Au Sénégal, une fois passés certains désaccords quant à l’éligibilité de plusieurs candidats de l’opposition, des élections législatives se sont tenues le 31 juillet. La coalition au pouvoir, Benno Bokk Yakaar, a remporté 82 des 165 sièges de l’Assemblée nationale, contre 125 auparavant. Les coalitions d’opposition Yewwi Askan Wi, dirigée par Ousmane Sonko, et Wallu Senegal, dirigée par l’ancien Président, Abdoulaye Wade, ont obtenu respectivement 56 et 24 sièges. Le 18 septembre, Amadou Ba a été nommé Premier Ministre d’un gouvernement remanié comprenant 25 % de femmes.
Le 28 juillet, le Parlement de la Sierra Leone a approuvé un code électoral modifié, avec le soutien de l’opposition. Les préparatifs des élections générales devant se tenir en juin 2023 se déroulent cependant dans un climat de tensions politiques. Motivés par le mécontentement de la population quant à l’augmentation du coût de la vie et des allégations d’instrumentalisation du système judiciaire contre des dirigeants de l’opposition, de violents affrontements entre manifestants et forces de sécurité ont éclaté le 10 août à Freetown, Makeni et dans d’autres villes, notamment dans le nord-ouest du pays, faisant au moins 25 victimes, dont 4 policiers. Le 13 août, la maire de Freetown, Yvonne Aki-Sawyerr, membre de l’opposition, a été arrêtée pour avoir fait obstruction à la police, puis libérée sous caution. L’environnement politique est resté tendu et polarisé, le Gouvernement ayant demandé à la Commission électorale, le 20 octobre, que les élections générales de 2023 soient organisées sur la base du système de représentation proportionnelle plutôt qu’en ayant recours au système de scrutin majoritaire à un tour, fondé sur des circonscriptions, qui jusque-là était utilisé.

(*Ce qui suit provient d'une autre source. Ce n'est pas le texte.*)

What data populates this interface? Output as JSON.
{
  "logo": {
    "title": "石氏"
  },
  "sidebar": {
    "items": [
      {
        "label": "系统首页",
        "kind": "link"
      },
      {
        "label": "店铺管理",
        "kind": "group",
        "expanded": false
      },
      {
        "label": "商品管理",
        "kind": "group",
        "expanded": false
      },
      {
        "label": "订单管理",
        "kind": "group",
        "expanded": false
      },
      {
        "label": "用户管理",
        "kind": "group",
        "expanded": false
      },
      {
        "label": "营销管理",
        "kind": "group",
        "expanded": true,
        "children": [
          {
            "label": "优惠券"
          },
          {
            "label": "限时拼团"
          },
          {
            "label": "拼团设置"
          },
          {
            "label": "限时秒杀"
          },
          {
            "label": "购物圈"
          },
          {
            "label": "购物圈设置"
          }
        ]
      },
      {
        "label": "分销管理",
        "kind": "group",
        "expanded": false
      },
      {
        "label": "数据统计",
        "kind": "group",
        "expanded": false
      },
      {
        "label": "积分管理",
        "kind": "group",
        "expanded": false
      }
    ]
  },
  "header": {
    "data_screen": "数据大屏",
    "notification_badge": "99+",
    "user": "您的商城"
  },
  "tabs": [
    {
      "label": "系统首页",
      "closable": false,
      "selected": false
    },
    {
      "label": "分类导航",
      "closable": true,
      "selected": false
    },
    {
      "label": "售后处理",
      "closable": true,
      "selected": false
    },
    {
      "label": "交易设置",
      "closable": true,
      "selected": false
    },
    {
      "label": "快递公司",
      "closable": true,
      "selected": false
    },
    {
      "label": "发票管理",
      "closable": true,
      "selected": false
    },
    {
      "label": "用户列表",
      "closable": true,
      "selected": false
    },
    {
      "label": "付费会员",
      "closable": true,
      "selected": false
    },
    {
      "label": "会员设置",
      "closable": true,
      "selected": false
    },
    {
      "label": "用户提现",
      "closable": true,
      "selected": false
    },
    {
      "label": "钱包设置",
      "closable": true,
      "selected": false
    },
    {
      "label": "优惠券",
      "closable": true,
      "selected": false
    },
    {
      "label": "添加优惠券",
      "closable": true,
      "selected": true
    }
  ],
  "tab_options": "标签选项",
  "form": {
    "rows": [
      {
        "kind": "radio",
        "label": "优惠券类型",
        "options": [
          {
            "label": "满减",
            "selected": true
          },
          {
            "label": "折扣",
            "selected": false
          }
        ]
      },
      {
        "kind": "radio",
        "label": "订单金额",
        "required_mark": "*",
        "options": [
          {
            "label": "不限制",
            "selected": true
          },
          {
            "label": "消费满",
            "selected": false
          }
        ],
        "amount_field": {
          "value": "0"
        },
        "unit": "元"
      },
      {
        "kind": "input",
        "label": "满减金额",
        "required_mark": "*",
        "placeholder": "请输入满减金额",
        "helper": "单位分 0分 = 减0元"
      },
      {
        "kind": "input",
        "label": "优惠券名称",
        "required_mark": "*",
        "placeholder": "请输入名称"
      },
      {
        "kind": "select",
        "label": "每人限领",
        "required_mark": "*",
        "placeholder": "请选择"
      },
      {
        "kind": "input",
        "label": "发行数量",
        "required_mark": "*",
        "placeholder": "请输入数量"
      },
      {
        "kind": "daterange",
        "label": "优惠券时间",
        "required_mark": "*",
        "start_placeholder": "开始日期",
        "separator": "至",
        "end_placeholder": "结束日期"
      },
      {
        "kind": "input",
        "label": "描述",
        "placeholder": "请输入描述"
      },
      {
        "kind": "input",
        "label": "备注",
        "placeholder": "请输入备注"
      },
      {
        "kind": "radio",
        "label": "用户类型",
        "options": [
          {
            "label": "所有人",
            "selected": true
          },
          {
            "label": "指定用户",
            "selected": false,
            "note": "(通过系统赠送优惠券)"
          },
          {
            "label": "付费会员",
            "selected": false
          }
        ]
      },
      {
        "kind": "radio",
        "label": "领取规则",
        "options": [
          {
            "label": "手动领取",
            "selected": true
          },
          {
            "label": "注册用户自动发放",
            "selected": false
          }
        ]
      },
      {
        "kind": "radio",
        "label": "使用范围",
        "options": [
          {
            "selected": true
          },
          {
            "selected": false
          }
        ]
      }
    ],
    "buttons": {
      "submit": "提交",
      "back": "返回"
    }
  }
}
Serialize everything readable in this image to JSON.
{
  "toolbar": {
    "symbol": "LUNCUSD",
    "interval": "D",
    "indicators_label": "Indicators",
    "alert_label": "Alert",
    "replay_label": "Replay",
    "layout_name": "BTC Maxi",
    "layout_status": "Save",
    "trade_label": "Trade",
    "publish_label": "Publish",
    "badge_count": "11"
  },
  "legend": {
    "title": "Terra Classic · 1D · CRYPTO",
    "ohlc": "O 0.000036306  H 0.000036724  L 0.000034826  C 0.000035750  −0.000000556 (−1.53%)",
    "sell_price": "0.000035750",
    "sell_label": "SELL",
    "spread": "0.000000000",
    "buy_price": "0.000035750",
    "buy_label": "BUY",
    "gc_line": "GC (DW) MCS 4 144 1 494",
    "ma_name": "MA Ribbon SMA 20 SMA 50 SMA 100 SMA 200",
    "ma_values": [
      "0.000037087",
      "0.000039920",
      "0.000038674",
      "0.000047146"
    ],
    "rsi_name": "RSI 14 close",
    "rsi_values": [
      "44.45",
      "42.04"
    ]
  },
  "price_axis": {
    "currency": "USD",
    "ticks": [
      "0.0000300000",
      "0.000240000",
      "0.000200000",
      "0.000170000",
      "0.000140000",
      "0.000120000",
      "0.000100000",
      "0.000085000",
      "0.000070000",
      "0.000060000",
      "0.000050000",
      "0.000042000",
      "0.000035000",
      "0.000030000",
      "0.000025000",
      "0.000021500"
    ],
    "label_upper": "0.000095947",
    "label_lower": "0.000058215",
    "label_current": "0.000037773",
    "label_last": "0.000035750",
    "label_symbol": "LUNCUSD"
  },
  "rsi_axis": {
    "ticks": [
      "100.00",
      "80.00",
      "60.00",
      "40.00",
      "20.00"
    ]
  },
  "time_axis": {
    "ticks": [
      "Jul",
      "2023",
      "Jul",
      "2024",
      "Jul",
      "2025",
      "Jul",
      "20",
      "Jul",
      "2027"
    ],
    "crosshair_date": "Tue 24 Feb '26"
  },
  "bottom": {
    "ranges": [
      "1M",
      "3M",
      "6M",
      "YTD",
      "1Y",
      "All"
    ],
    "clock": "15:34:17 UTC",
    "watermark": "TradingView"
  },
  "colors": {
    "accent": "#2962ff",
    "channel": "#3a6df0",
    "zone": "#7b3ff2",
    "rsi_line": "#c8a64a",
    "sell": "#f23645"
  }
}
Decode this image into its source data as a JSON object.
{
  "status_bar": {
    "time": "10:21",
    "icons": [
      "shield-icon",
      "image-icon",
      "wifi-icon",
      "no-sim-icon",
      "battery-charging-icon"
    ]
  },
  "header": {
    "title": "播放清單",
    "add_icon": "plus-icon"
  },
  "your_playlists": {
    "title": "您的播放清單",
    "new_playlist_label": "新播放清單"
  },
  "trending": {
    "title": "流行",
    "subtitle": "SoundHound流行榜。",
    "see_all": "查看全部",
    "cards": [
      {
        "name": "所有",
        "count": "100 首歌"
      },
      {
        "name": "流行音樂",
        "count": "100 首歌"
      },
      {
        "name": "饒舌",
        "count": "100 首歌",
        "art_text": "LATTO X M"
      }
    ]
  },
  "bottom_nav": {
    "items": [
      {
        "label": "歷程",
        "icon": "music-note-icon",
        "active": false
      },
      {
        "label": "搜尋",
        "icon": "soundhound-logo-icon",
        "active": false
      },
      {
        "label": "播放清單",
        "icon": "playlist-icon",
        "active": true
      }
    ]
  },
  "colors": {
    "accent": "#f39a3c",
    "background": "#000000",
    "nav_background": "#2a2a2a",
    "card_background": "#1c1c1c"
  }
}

Au Togo, à l’approche des élections régionales de 2023 et compte tenu des nouvelles menaces terroristes se profilant dans le Nord, la Première Ministre, Victoire Tomegah Dogbé, s’est réunie avec des représentants des partis politiques le 4 août en vue de discuter des efforts devant être déployés par le Gouvernement pour lutter contre l’insécurité. Cette rencontre a permis le dégagement d’un consensus entre les partis s’agissant des mesures que le Gouvernement devait prendre à cet égard.
Situation de sécurité
Les conditions de sécurité dans la sous-région ont continué de se détériorer, notamment dans le centre du Sahel, en particulier au Burkina Faso et au Mali. Le Groupe de soutien à l’islam et aux musulmans (Jamaat Nosrat el-Islam wal-Muslimin), affilié à Al-Qaida, s’est fréquemment mesuré à l’État islamique du Grand Sahara pour des questions d’accès aux ressources et d’influence, les civils se trouvant ainsi pris entre deux feux. La survenue d’attaques terroristes au Bénin et au Togo a mis en évidence la menace persistante de voir l’insécurité se propager aux pays côtiers. De son côté, le Nigéria est resté empêtré dans une crise sécuritaire multidimensionnelle.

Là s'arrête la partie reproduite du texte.